NETTALI.COM- Appelé à la barre du tribunal des flagrants délits de Dakar, Serigne Saliou Mbacké a étonné plus d’un. Portant le nom d’un saint-homme, il n’a pas appliqué les recommandations de son homonyme, comme l’a souligné le maître des poursuites. L’homme était jugé pour escroquerie portant sur 10 millions de francs CFA au préjudice de la dame Maïmouna Dieng.

Hier, dès que son nom fut prononcé par le juge, les regards se sont dirigés vers le box des prévenus. L’assistance est restée figée, lorsque le juge du tribunal des flagrants délits de Dakar lui a notifié les chefs d’infraction qu’on lui reproche.
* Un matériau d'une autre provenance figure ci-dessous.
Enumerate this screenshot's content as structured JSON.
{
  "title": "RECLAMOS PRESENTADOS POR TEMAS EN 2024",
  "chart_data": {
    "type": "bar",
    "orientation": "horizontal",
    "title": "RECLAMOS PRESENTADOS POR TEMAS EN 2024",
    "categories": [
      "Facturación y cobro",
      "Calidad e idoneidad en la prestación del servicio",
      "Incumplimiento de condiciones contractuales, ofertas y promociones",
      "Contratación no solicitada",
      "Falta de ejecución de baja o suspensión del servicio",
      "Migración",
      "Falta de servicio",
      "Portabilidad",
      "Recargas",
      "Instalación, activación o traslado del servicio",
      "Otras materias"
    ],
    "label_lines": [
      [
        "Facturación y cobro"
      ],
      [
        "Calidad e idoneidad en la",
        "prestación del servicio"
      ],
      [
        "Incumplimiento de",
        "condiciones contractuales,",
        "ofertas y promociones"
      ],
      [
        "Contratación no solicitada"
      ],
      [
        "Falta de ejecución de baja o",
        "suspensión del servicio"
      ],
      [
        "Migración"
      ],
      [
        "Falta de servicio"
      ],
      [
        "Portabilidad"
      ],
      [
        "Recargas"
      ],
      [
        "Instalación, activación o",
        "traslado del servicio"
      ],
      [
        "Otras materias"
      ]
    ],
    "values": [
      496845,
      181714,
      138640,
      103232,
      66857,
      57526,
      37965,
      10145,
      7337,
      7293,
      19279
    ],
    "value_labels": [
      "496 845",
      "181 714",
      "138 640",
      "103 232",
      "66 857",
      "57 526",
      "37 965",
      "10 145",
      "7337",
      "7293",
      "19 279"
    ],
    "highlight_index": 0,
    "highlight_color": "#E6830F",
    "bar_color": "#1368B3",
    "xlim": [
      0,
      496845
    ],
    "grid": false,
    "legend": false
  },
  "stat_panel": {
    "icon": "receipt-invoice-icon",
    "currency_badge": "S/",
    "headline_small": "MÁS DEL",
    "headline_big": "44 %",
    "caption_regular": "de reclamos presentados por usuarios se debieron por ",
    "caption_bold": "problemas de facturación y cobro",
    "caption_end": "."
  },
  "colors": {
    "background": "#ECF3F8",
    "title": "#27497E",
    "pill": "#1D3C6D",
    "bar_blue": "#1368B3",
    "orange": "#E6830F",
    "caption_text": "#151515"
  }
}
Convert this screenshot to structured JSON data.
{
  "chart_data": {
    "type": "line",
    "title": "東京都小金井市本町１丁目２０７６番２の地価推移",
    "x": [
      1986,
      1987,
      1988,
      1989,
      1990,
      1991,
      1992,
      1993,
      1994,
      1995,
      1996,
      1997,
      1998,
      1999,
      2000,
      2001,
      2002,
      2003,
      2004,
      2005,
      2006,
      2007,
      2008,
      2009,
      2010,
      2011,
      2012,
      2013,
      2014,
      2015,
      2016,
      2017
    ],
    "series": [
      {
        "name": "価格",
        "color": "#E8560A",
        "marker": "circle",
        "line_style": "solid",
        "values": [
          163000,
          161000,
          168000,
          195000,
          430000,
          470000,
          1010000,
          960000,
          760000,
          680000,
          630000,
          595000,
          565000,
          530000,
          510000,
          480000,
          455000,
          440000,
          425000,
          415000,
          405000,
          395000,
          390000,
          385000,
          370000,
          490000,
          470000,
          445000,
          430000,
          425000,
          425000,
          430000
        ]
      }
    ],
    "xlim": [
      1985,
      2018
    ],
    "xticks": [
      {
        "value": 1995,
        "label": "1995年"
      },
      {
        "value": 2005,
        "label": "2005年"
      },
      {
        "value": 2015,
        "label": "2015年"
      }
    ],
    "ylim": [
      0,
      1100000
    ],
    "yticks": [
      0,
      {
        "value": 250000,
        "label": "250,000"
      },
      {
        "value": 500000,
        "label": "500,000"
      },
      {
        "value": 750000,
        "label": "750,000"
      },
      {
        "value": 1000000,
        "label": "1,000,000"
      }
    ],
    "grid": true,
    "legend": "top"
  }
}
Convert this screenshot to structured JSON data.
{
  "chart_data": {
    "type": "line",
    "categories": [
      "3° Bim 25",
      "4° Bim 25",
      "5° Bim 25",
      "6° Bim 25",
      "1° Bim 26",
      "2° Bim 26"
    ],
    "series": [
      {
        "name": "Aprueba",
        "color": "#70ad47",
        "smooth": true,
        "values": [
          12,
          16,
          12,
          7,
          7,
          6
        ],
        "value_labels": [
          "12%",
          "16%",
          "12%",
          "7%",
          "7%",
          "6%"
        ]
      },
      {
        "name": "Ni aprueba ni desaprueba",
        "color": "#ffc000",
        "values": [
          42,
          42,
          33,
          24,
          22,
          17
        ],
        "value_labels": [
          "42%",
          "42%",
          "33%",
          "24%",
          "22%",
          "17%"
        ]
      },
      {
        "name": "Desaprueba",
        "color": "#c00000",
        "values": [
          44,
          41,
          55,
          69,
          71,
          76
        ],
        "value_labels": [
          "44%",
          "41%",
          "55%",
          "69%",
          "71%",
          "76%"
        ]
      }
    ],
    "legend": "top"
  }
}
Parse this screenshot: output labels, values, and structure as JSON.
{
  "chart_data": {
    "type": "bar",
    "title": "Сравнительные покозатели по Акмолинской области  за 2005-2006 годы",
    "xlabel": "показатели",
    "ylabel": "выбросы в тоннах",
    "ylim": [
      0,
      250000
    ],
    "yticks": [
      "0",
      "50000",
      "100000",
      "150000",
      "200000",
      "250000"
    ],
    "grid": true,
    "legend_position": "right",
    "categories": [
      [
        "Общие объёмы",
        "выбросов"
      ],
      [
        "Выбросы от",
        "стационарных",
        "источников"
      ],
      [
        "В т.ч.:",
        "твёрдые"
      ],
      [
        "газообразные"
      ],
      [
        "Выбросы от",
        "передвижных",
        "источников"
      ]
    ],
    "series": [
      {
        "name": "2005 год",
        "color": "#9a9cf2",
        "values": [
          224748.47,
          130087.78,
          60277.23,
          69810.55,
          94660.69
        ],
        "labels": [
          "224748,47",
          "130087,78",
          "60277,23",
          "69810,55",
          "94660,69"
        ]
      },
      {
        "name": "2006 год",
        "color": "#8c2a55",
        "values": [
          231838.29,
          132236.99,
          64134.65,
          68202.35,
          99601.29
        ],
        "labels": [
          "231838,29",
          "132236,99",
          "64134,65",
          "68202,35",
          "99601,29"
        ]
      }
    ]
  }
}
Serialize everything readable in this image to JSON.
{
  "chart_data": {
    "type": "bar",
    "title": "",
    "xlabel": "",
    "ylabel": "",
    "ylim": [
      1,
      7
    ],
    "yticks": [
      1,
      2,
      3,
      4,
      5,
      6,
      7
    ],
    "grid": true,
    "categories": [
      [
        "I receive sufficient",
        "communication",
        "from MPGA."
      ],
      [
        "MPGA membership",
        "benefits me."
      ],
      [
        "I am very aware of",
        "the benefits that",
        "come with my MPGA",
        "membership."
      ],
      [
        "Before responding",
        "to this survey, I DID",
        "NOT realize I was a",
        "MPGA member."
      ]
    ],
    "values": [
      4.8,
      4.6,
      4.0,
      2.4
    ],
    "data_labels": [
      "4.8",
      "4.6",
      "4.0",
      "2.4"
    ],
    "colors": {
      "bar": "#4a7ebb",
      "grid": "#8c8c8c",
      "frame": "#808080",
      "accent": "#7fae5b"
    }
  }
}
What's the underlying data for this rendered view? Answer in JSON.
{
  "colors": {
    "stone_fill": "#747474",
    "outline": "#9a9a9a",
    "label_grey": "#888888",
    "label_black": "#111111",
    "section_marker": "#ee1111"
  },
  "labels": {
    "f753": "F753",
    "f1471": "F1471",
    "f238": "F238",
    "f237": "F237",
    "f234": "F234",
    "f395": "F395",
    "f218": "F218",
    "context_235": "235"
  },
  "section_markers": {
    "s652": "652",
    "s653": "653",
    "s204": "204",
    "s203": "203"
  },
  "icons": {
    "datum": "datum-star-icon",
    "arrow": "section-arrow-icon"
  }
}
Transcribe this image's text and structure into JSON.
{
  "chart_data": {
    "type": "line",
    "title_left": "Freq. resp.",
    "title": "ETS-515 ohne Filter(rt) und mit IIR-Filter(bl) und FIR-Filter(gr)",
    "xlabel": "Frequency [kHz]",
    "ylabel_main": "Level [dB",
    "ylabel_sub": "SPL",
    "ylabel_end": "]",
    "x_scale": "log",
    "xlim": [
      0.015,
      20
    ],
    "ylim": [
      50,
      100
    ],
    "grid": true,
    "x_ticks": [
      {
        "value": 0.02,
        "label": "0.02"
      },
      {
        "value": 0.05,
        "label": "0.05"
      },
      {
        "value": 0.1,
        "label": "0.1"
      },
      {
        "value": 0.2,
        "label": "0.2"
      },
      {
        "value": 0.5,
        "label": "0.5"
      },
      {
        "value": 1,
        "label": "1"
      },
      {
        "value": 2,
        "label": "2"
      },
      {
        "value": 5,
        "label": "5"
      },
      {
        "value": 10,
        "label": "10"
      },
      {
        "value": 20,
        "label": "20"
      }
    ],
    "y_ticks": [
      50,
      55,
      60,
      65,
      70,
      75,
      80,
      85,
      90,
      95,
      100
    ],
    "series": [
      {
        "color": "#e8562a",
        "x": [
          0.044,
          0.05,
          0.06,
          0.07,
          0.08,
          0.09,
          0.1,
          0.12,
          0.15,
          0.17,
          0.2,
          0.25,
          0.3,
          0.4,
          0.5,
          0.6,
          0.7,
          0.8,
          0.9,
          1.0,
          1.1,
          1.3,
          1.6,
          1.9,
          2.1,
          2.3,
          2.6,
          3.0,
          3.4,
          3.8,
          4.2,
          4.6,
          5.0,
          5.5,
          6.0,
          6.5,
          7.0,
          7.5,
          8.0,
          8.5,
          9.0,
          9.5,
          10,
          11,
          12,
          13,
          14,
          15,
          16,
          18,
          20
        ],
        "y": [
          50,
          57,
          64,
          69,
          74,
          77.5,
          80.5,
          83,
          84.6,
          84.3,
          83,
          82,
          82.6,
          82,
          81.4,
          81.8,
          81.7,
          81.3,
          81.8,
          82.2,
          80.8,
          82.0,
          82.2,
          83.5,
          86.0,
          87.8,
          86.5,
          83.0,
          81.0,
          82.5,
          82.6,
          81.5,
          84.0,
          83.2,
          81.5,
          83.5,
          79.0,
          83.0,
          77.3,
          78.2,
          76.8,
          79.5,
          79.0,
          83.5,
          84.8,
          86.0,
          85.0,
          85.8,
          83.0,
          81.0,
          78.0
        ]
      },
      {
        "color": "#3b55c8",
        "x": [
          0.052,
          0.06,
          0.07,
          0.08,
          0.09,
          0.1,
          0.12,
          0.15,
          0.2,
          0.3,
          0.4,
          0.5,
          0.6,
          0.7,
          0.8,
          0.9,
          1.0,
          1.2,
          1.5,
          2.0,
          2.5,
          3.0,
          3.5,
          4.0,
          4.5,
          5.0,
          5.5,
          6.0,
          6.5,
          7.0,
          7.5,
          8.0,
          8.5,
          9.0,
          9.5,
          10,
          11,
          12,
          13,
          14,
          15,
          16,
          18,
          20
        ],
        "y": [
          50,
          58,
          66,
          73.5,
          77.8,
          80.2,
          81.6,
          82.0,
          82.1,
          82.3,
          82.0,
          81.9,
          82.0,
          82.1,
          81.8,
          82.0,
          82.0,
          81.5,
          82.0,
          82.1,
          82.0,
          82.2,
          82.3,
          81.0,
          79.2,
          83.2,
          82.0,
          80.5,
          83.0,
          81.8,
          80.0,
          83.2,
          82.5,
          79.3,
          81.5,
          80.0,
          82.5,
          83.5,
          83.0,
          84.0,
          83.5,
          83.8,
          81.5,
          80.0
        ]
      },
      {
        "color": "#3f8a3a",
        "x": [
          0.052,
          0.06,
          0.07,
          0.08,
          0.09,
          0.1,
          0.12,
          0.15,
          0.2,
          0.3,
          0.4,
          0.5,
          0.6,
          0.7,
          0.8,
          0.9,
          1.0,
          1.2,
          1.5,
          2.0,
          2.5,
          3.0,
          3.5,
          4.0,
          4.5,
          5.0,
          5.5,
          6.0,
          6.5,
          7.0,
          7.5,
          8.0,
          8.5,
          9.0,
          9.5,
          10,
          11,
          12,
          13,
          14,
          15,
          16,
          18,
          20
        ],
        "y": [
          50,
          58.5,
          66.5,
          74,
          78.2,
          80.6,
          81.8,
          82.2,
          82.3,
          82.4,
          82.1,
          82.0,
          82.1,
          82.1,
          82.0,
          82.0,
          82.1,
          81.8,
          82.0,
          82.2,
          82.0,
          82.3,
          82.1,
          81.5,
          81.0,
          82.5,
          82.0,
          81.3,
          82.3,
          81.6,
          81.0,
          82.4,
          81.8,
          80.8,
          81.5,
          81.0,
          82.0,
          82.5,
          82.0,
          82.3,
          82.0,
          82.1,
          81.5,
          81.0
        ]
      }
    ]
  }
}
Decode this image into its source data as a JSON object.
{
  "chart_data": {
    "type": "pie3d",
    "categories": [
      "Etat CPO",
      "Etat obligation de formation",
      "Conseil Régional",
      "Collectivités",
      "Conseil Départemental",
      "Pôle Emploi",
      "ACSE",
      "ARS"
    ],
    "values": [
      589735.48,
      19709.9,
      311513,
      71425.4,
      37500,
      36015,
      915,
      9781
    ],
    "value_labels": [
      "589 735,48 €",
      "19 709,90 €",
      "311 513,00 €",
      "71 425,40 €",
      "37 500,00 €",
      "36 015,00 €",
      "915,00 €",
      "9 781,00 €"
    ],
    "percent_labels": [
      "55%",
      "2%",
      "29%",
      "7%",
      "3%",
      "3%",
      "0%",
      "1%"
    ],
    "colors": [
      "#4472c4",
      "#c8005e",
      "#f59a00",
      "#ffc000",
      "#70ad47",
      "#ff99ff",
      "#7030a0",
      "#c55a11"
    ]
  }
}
En effet, rapporte EnQuête dans son édition de ce jour, Serigne Saliou Mbacké a été traduit en justice par la dame Maïmouna Dieng, pour escroquerie portant sur la somme de 10 millions de francs CFA. À croire la partie civile, elle a fait la rencontre de Serigne Saliou Mbacké par l’entremise de son fils qu’il fréquentait. Sachant qu’il est issu d’une famille maraboutique, elle l’a sollicité, afin qu’il la mette en rapport avec son père Serigne Cheikh Mbacké pour que celui-ci lui prodigue des prières pour la réussite de son business. La plaignante ajoute que S. Saliou l’a mise en contact avec son géniteur à qui elle a parlé au téléphone. “Au bout du fil, il m’a préconisé de faire des aumônes. C’est par la suite que Saliou est venu à la maison me remettre une bague, des bains mystiques et de l’encens. Ce, moyennant des sommes d’argent que je versais à Saliou’’, raconte Maïmouna Dieng à la barre.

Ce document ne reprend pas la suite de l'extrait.